DEUX ANS QUE ÇA DURE. Deux ans que les enseignants et les internes, les étudiants et les jeunes généralistes réclament une filière universitaire pour leur discipline. Ils représentent près de la moitié des médecins en activité et des internes en formation. La médecine générale est devenue une spécialité en 2004 avec la création d'un diplôme d'études spécialisées (DES) aux épreuves classantes nationales (ECN).
En dépit de ces avancées, la médecine générale reste un parent pauvre de l'université française. A peine a-t-elle obtenu en octobre 2006 le droit d'exister au Conseil national des universités (CNU) avec la création d'une option de médecine générale. Les récents rapports Lancry sur les conséquences de la spécialisation de la discipline ou encore celui des Inspections générales des affaires sociales (Igas) et de l'administration de l'Education nationale et de la Recherche (Igaenr) ont montré l'ampleur des obstacles qu'il faudra franchir pour faire de la médecine générale une spécialité à part entière.
Après les manifestations des généralistes enseignants, les mouvements de grève des internes soutenus par les étudiants et les jeunes généralistes, le gouvernement a bien annoncé la titularisation de dix généralistes enseignants par an pendant trois ans. Des postes de chef de clinique doivent également voir le jour d'ici à deux ans dans toutes les facultés de France (« le Quotidien » du 15 janvier). Au rythme où vont les choses, la médecine générale devrait rester une spécialité au rabais pendant bien des années encore. C'est à un moment crucial, alors que se profilent des élections qui pourraient bouleverser le paysage politique du pays, que les acteurs du dossier ont décidé de s'adresser au gouvernement pour faire bouger les choses. «Au moment où les rapports officiels se succèdent pour attester la réalité de ces besoins, il est incompréhensible que les moyens élémentaires pour la formation ne soient toujours pas à la hauteur des besoins élémentaires, écrivent l'Isnar-IMG, le Cnge, l'Anemf, le Snemg et le Snjmg (1) à Philippe Bas et à François Goulard. Vous savez que ces réformes sont indispensables au moment où la désaffection de la discipline par les étudiants annonce une catastrophe démographique à court terme. Les mesures annoncées ne sont pas à la hauteur des problèmes posés.»
Une réforme inachevée.
Les auteurs de la lettre ouverte déplorent de ne pouvoir mettre en place le stage d'externat en médecine générale dès l'an prochain. «Nous sommes toujours dans l'incapacité de savoir avec quels moyens seront formés les maîtres de stage qui encadreront les externes, nous ignorons leur rémunération et la clarification du circuit de paiement, et nous nous heurtons à votre refus pour débloquer les postes d'enseignants généralistes associés et titulaires qui permettraient d'assumer les tâches d'organisation, de formation et d'encadrement.
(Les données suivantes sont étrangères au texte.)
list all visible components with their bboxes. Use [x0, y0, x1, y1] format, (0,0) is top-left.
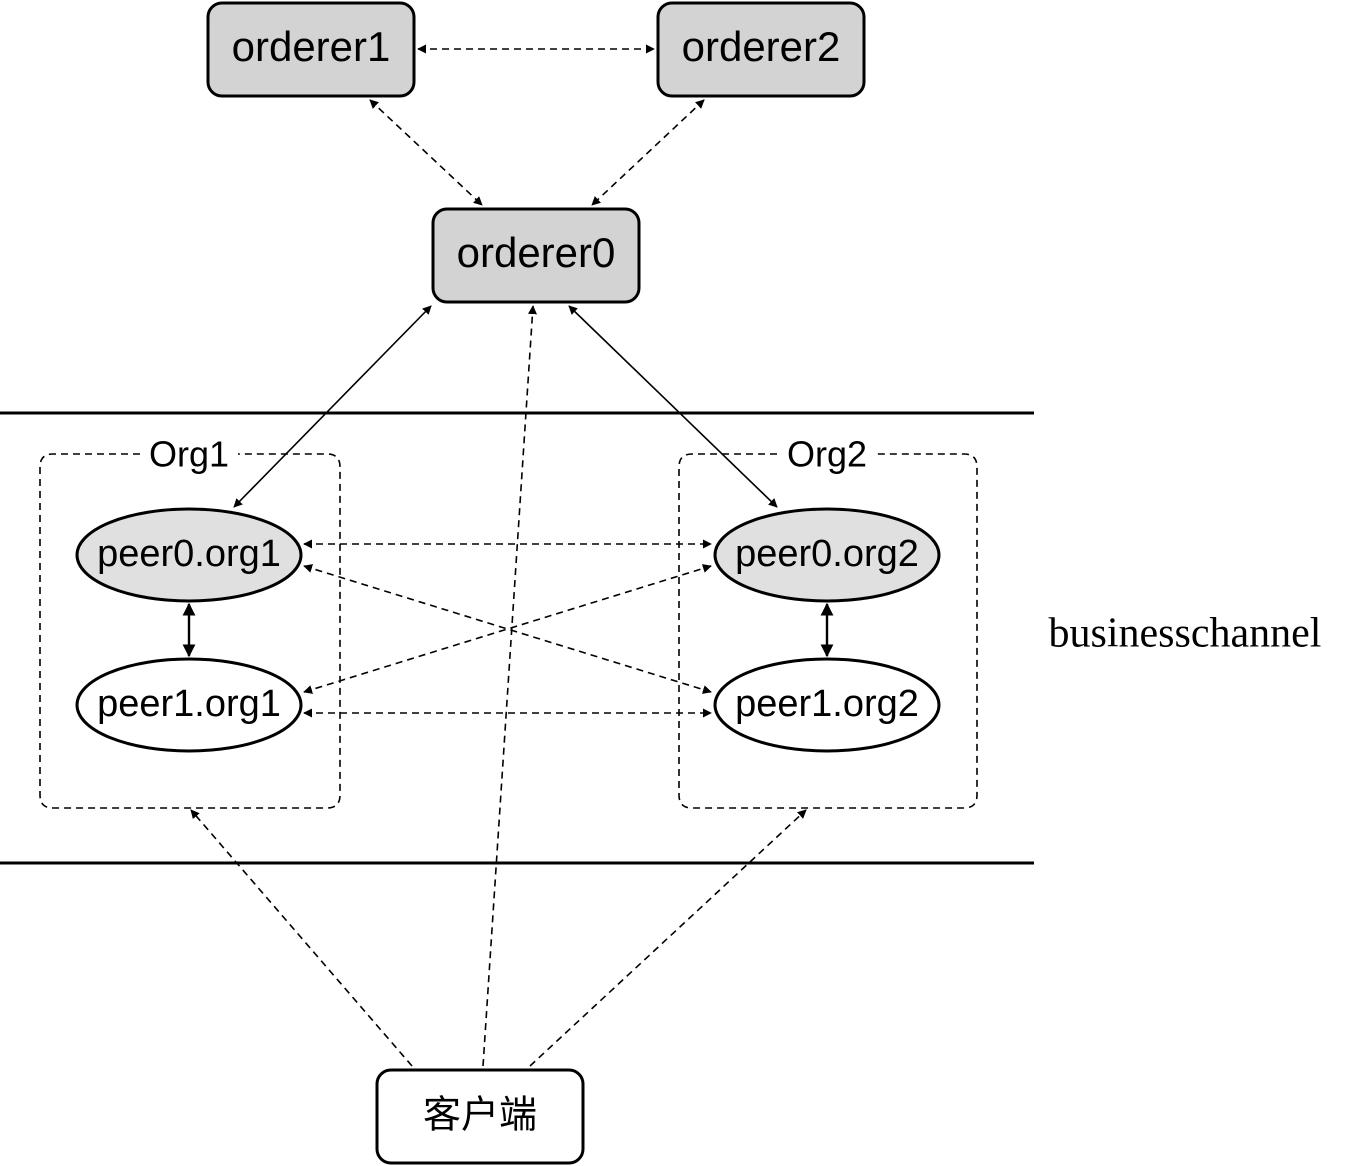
- orderer0-node[interactable]: [431, 207, 641, 304]
- org2-label: Org2: [787, 434, 867, 475]
- link-orderer2-orderer0: [591, 99, 705, 206]
- org1-label: Org1: [149, 434, 229, 475]
- orderer1-node[interactable]: [206, 1, 416, 98]
- link-client-org2: [529, 809, 807, 1067]
- peer1-org2-label: peer1.org2: [735, 683, 919, 725]
- link-orderer1-orderer0: [369, 99, 483, 206]
- peer0-org1-node[interactable]: [75, 507, 303, 603]
- peer0-org2-node[interactable]: [713, 507, 941, 603]
- orderer1-label: orderer1: [232, 23, 391, 70]
- link-client-orderer0: [482, 305, 537, 1067]
- link-orderer0-peer0-org1: [233, 305, 432, 508]
- peer1-org1-label: peer1.org1: [97, 683, 281, 725]
- link-orderer0-peer0-org2: [568, 305, 778, 508]
- peer0-org1-label: peer0.org1: [97, 533, 281, 575]
- orderer0-label: orderer0: [457, 229, 616, 276]
- client-node[interactable]: [375, 1068, 585, 1165]
- peer0-org2-label: peer0.org2: [735, 533, 919, 575]
- channel-label: businesschannel: [1049, 611, 1322, 657]
- client-label: 客户端: [423, 1093, 537, 1137]
- peer1-org1-node[interactable]: [75, 657, 303, 753]
- orderer2-label: orderer2: [682, 23, 841, 70]
- link-client-org1: [190, 809, 413, 1067]
- orderer2-node[interactable]: [656, 1, 866, 98]
- peer1-org2-node[interactable]: [713, 657, 941, 753]
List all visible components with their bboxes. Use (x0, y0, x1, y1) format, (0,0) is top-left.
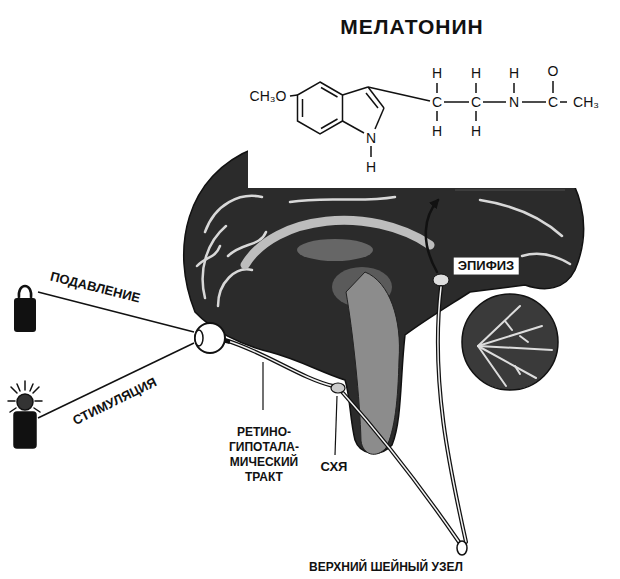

La mise en place de ce stage nous semble extrêmement difficile.»
Les auteurs estiment que le retard considérable de la mise en place effective de la filière universitaire de médecine générale nécessite «des mesures statutaires transitoires pour pouvoir nommer les premiers chefs de clinique et les premiers titulaires universitaires à la rentrée prochaine. Leur caractère transitoire sera nécessairement insatisfaisant et le chantier sur le statut définitif doit être ouvert dès maintenant», écrivent-ils.
Internes et enseignants jugent que la création de la filière aurait dû se concrétiser par la programmation d'un plan d'intégration d'enseignants titulaires de médecine générale dans toutes les facultés. «Votre plan aboutit à ce qu'il n'y ait même pas un seul titulaire de cette discipline dans toutes les facultés dans trois ans!», regrettent-ils.
Les enseignants dénoncent l'absence de revalorisation des honoraires pédagogiques des enseignants clinique associés bloqués depuis l'origine en 1997, l'absence d'ouverture de postes d'associé pour permettre le fonctionnement des départements de médecine générale. Internes et étudiants souhaitent que le stage réalisé en ambulatoire pendant le 3e cycle (le Saspas) puisse être accessible à tous les internes qui le souhaitent et non plus à 30 % d'entre eux, comme c'est le cas aujourd'hui.
Plus que des promesses, ce sont maintenant des actes forts que les enseignants, les internes, les étudiants et les professionnels attendent.
(1) La lettre ouverte est signée par l'Intersyndicale nationale autonome représentative des internes de médecine générale (Isnar-IMG), le Collège national des généralistes enseignants (Cnge), l'Association nationale des étudiants en médecine de France (Anemf), le Syndicat national des enseignants de médecine générale (Snemg) et le Syndicat national des jeunes médecins généralistes (Snjmg).